Artists / Madi Roa

Madi Roa

Madi Roa never wanted to sing. She worked on the unloading docks of Lorville, logging cargo, validating codes, watching freighters vanish into the smog. Her days all looked the same, shaped by the noise of thrusters and the waiting between departures. Sometimes she would hum, without thinking about it, just to give herself a bit of courage. One habit among others.

That day, she was humming on the docks, as she often did. The Scrapliners had just landed and were about to unload their Cutlass.
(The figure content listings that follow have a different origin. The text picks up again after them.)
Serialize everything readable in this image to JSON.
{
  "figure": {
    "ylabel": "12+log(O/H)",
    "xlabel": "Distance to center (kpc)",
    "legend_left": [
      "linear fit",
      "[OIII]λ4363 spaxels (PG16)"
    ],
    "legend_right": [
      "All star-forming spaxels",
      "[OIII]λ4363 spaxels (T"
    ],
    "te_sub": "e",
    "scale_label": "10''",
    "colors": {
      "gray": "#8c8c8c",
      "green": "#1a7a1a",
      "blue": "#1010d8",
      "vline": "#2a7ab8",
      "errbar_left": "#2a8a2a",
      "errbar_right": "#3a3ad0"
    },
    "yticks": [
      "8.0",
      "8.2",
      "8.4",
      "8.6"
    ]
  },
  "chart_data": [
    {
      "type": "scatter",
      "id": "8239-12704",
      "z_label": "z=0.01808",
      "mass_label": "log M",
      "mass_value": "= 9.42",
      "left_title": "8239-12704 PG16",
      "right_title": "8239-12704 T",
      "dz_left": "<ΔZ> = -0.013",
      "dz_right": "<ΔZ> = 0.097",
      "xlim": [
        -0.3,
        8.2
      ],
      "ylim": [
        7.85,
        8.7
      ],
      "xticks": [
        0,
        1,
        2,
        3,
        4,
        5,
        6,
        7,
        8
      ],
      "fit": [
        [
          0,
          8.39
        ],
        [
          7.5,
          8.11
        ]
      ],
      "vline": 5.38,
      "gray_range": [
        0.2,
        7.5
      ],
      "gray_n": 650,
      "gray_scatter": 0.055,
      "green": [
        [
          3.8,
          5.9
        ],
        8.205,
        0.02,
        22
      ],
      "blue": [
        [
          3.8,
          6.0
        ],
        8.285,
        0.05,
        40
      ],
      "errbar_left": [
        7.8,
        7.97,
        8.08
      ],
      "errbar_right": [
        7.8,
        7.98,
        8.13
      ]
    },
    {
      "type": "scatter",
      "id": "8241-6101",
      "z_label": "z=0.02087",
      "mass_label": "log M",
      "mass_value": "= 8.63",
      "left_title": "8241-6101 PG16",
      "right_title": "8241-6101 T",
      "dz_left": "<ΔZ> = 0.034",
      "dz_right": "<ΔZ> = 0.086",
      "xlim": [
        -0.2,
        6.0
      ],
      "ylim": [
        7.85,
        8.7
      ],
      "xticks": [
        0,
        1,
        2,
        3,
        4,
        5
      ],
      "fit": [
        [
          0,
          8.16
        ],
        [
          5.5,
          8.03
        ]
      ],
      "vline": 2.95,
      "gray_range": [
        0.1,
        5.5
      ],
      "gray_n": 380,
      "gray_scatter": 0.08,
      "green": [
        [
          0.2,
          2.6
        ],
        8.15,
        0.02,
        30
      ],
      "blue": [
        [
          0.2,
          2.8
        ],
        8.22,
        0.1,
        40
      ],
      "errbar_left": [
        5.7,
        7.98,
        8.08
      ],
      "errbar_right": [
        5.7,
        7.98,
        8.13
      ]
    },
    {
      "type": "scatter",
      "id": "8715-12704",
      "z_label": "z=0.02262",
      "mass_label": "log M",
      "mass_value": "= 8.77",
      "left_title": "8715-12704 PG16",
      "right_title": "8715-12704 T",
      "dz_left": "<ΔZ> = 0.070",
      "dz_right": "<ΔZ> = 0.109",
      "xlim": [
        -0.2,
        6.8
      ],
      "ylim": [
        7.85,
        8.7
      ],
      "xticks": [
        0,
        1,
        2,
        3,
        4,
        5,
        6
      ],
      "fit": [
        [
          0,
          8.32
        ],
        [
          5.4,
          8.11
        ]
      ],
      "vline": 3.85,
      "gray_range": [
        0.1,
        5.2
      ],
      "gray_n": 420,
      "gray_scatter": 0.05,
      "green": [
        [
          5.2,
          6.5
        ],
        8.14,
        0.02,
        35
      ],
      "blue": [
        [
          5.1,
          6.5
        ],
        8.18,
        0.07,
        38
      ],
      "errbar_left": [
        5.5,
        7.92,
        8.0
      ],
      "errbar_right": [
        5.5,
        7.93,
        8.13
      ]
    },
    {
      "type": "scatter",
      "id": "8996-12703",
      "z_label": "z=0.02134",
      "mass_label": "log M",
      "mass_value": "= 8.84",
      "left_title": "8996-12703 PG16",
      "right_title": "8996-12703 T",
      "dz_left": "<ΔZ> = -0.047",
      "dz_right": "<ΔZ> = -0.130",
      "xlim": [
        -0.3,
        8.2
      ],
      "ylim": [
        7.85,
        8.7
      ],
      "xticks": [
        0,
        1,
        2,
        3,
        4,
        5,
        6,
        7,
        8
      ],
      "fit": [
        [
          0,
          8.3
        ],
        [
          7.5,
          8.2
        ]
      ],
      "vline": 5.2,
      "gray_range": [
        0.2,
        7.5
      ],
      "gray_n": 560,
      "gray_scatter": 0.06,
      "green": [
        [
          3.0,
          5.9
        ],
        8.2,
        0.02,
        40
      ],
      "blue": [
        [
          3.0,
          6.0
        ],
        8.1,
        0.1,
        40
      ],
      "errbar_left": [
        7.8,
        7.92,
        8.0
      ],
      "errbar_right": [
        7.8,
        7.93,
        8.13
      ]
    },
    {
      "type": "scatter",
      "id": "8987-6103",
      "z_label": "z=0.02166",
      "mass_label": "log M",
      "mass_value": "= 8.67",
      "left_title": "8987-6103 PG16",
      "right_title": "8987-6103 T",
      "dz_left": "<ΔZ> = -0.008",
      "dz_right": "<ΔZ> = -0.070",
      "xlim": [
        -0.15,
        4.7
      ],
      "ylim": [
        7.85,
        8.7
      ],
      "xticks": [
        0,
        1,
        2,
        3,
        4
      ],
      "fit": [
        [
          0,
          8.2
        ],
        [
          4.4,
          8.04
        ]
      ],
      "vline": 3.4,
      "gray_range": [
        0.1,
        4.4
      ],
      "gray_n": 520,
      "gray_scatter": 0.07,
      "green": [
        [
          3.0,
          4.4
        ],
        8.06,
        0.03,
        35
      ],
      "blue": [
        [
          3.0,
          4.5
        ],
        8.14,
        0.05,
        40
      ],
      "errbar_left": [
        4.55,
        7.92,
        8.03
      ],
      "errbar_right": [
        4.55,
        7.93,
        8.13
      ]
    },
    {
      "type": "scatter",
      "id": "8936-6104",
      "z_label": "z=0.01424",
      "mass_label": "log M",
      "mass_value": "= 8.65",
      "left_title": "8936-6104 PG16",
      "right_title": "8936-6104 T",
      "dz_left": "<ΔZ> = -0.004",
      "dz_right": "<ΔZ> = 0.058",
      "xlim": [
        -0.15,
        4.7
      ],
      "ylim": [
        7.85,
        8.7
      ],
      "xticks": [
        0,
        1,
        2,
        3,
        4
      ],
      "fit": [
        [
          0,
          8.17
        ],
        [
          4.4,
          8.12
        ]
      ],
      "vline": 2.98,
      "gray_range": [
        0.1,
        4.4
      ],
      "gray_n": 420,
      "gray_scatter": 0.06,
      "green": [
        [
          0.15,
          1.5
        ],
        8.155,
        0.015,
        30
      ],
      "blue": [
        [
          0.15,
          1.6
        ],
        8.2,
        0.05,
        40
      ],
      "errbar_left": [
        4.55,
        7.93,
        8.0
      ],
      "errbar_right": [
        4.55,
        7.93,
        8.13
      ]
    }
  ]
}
From a distance, they caught that small, absent-minded melody and answered it instinctively, jokingly at first. The tune grew, voices layered over one another, and the improvisation ended in bursts of laughter. Madi, usually shy, simply let go that day. No one talked about music. But something had happened.

The connection between the five of them felt so natural that a few days later, they invited her aboard. Just to change her mind, they said. “Shopping in Orison.” As usual during their trips, they slipped into an impro somewhere between rock and lived stories. That was where Duct Tape Dream began to take shape. A song about making do, improbable repairs, and mistakes you choose to own. Madi hesitated. Jax insisted, gently. She sang. What they heard left them stunned. A clear, effortless voice. Gold beneath the dust.

Madi refused to do more, but she felt so good with that joyful crew that she agreed to follow them on their reckless adventures and left her job in Lorville. She took care of salvage permits, logistics, and routes. She became the calm within the chaos. The small voice behind the engines, as she likes to call it.

Jax is the only one who knows how to talk to her in a way that makes her sing. And it was during the week in Levski that everything fell into place. Still shy with all those people around her, she felt safe because “her family” was there, and she let go more than she ever had before. Later, during a break, the two Ardin brothers approached her. “There are just three or four lines, and we really want your voice.” She took a long time to decide. In truth, she was looking for Jax, who was standing a bit farther away. When he finally noticed her, he gave her a thumbs-up with a wide smile, the way he always does. She said yes.

Nok also recorded and used some of her improvised sounds. A few “ooooh” and soft “mmmhh” layered into the session. He did not tell her right away, but when she heard them later, she found it “cool.”

The Across the Clouds session marked her more deeply than she admits. Surrounded by voices from different horizons, she discovered another way of creating. A shared attention. A quiet kindness. She still says that day, the Verse seemed to breathe in a single breath.

Aboard the Cutlass, Madi naturally stays in the background. Not out of shyness, but by choice. She has never sought recognition, and even less the spotlight. She is there because she is part of the everyday life, because she matters, because her presence balances the rest. When she sings, it is never to be heard, but because the moment calls for it.

A silent complicity has settled between her and Jan. Glances, smiles, very few words. No one comments. No one needs to.

Madi continues to travel with the Scrapliners. She refuses the spotlight, but never the chorus. Maybe she will sing again. Maybe not. For her, it is not a question of music.